Full Report
Threat hunters are warning that the cybercriminal operation known as VECT 2.0 acts more like a wiper than a ransomware due to a critical flaw in its encryption implementation across Windows, Linux, and ESXi variants that renders recovery impossible even for the threat actors. The fact that VECT's locker permanently destroys large files rather than encrypting them means even victims who opt to
Analysis Summary
# Tool/Technique: VECT 2.0 (Ransomware/Wiper)
## Overview
VECT 2.0 is a Ransomware-as-a-Service (RaaS) operation that functions effectively as a data wiper due to a critical cryptographic flaw. While marketed as ransomware with a triple-threat model (Exfiltration, Encryption, Extortion), a defect in its encryption logic permanently destroys any file larger than 131KB. This renders data recovery impossible, even if the victim pays the ransom and receives the threat actor's decryption tools.
## Technical Details
- **Type:** Malware family (Ransomware/Wiper)

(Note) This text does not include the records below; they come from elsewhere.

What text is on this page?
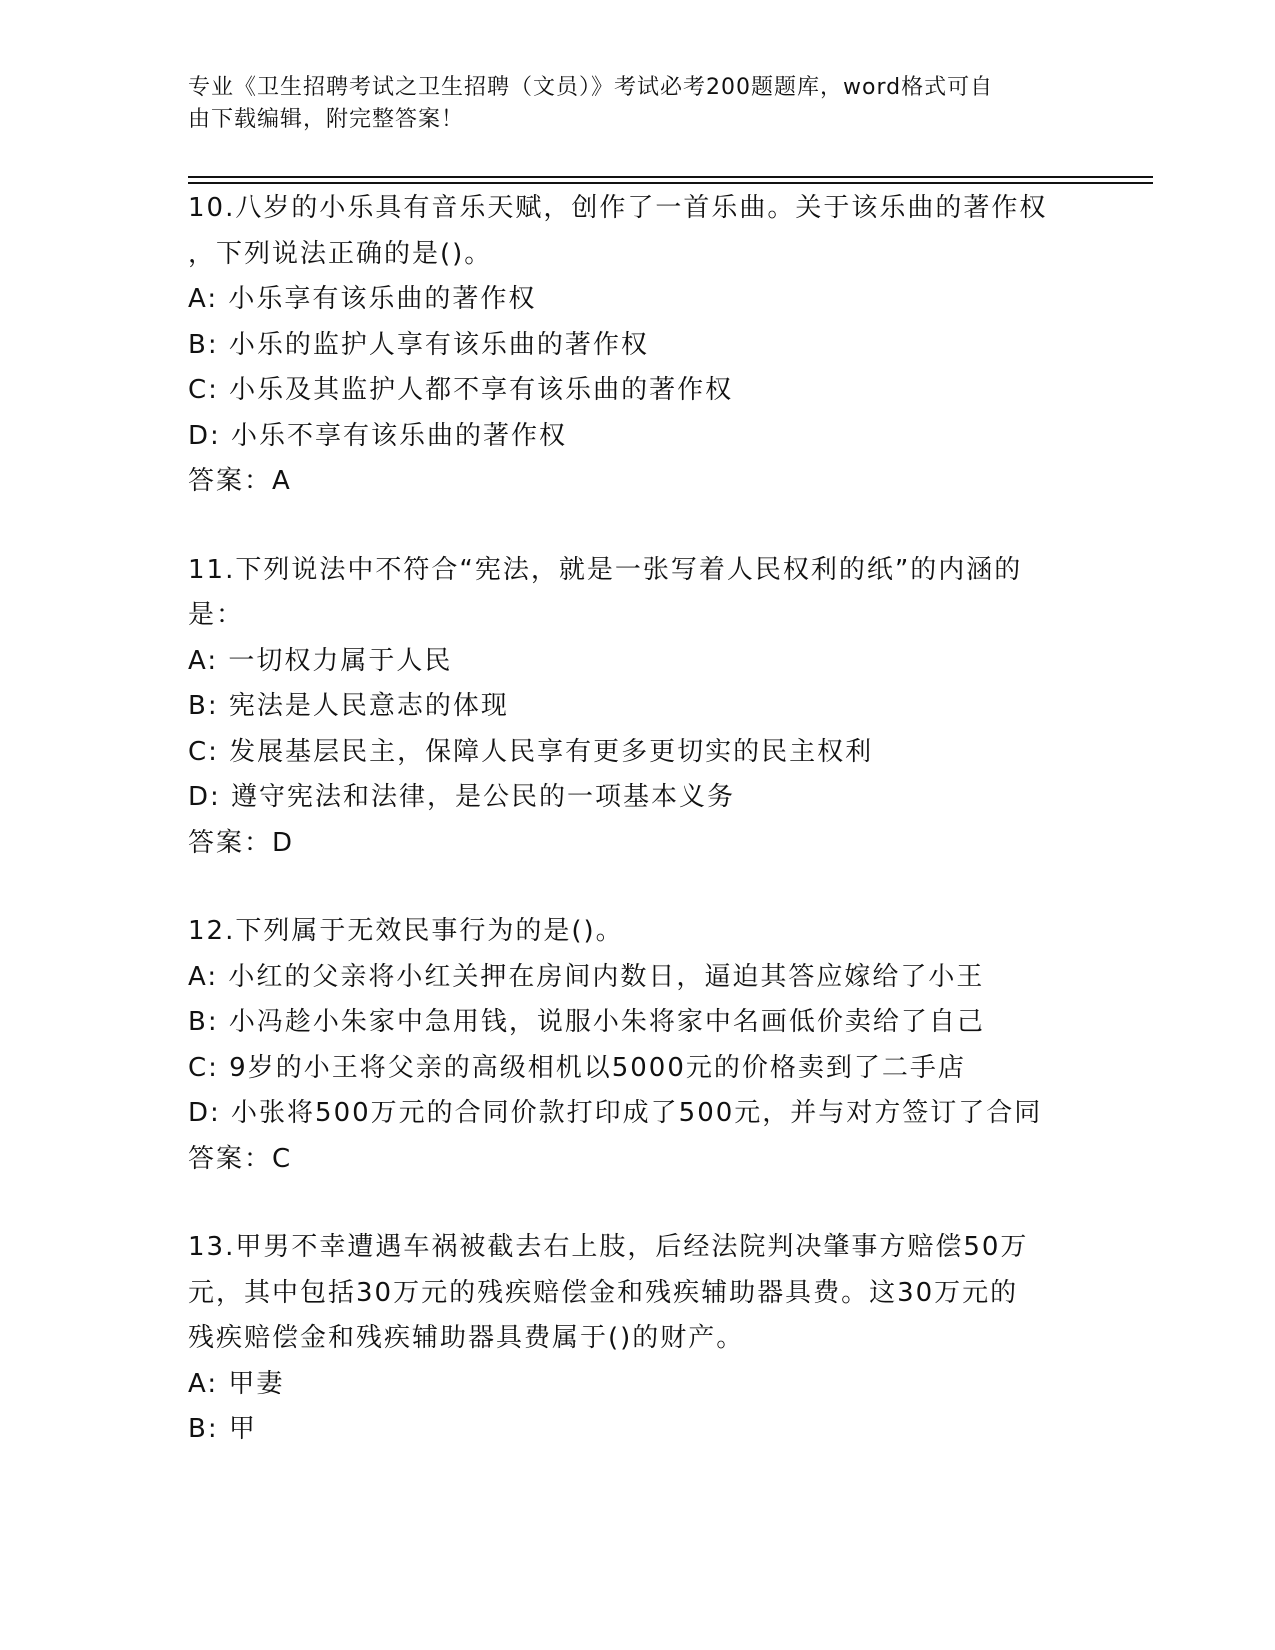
专业《卫生招聘考试之卫生招聘（文员）》考试必考200题题库，word格式可自
由下载编辑，附完整答案！

10.八岁的小乐具有音乐天赋，创作了一首乐曲。关于该乐曲的著作权

，下列说法正确的是()。

A: 小乐享有该乐曲的著作权

B: 小乐的监护人享有该乐曲的著作权

C: 小乐及其监护人都不享有该乐曲的著作权

D: 小乐不享有该乐曲的著作权

答案：A

11.下列说法中不符合“宪法，就是一张写着人民权利的纸”的内涵的

是：

A: 一切权力属于人民

B: 宪法是人民意志的体现

C: 发展基层民主，保障人民享有更多更切实的民主权利

D: 遵守宪法和法律，是公民的一项基本义务

答案：D

12.下列属于无效民事行为的是()。

A: 小红的父亲将小红关押在房间内数日，逼迫其答应嫁给了小王

B: 小冯趁小朱家中急用钱，说服小朱将家中名画低价卖给了自己

C: 9岁的小王将父亲的高级相机以5000元的价格卖到了二手店

D: 小张将500万元的合同价款打印成了500元，并与对方签订了合同

答案：C

13.甲男不幸遭遇车祸被截去右上肢，后经法院判决肇事方赔偿50万

元，其中包括30万元的残疾赔偿金和残疾辅助器具费。这30万元的

残疾赔偿金和残疾辅助器具费属于()的财产。

A: 甲妻

B: 甲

- **Platform:** Windows, Linux, and ESXi
- **Capabilities:** File encryption (defective), data exfiltration, cross-platform compatibility, network share traversal, and credential theft via supply chain attacks.
- **First Seen:** Initial affiliate program launched December 2025; VECT 2.0 observed April 2026.
## MITRE ATT&CK Mapping
- **TA0040 - Impact**
- T1486 - Data Encrypted for Impact
- T1561.002 - Disk Structure Wipe (Functional behavior)
- **TA0001 - Initial Access**
- T1195.002 - Supply Chain Compromise (via TeamPCP)
- **TA0010 - Exfiltration**
- T1020 - Automated Exfiltration
## Functionality
### Core Capabilities
- **Cross-Platform Target:** C++-based lockers designed for Windows, Linux, and ESXi environments.
- **Flawed Encryption:** Uses a version of ChaCha20-IETF. For files under 131KB, it functions as intended. For "large files" (>131KB), it encrypts four independent chunks using four different 12-byte nonces but only saves the last nonce.
- **Irreversible Destruction:** Because the first three nonces used for large files are discarded and never stored or transmitted, the first 75% of those files are permanently unrecoverable.
- **Affiliate Model:** Operates as a RaaS with a $250 Monero (XMR) entry fee, notably waived for CIS-based affiliates.
### Advanced Features
- **Supply Chain Integration:** Leverages partnerships with threat groups like TeamPCP to weaponize stolen credentials and existing breaches.
- **Triple Extortion:** Combines disk encryption with data exfiltration and the threat of public disclosure via a dedicated leak site.
- **Network Propagation:** The Windows variant is capable of identifying and encrypting local, removable, and network-accessible storage.
## Indicators of Compromise
- **File Hashes:** *(Note: Specific MD5/SHA256 hashes were not provided in the article text; hunters should look for C++-based binaries targeting the platforms above).*
- **File Names:** Typically uses a unique extension post-encryption (though not specified in the text).
- **Network Indicators:**
- Dark web leak site (VECT leak portal)
- Monero (XMR) payment addresses
- Partnership infrastructure via TeamPCP and BreachForums.
- **Behavioral Indicators:**
- Mass file modification across local and network drives.
- Process execution on ESXi hosts targeting virtual disk files (.vmdk).
## Associated Threat Actors
- **VECT Group:** The primary RaaS operators.
- **TeamPCP:** Partner group providing initial access via supply chain attacks.
- **BreachForums Affiliates:** Cybercriminals recruited to deploy the locker.
## Detection Methods
- **Behavioral detection:** Monitor for high-volume file rename/write operations and the generation of high-entropy files (indicators of encryption).
- **ESXi Auditing:** Monitor for unauthorized SSH access to ESXi hosts and execution of unrecognized C++ binaries.
- **Network Monitoring:** Look for large-scale data transfers to unknown external IPs (Exfiltration).
## Mitigation Strategies
- **Offline Backups:** Maintain gold-standard, air-gapped backups. Since VECT is a functional wiper, restoration from backup is the *only* recovery path.
- **Immutable Storage:** Utilize WORM (Write Once Read Many) storage for critical enterprise data.
- **Credential Hygiene:** Implement MFA and rotate credentials, especially given VECT's reliance on supply chain credential theft.
- **Rapid Containment:** Implement automated response to disconnect affected hosts from the network once mass file modification is detected.
## Related Tools/Techniques
- **ChaCha20-IETF:** The intended encryption algorithm.
- **Data Wipers:** Tools like Shamoon or StoneDrill (functionally similar due to VECT's flaws).
- **Supply Chain Attacks:** Methodologies used by TeamPCP to facilitate initial access.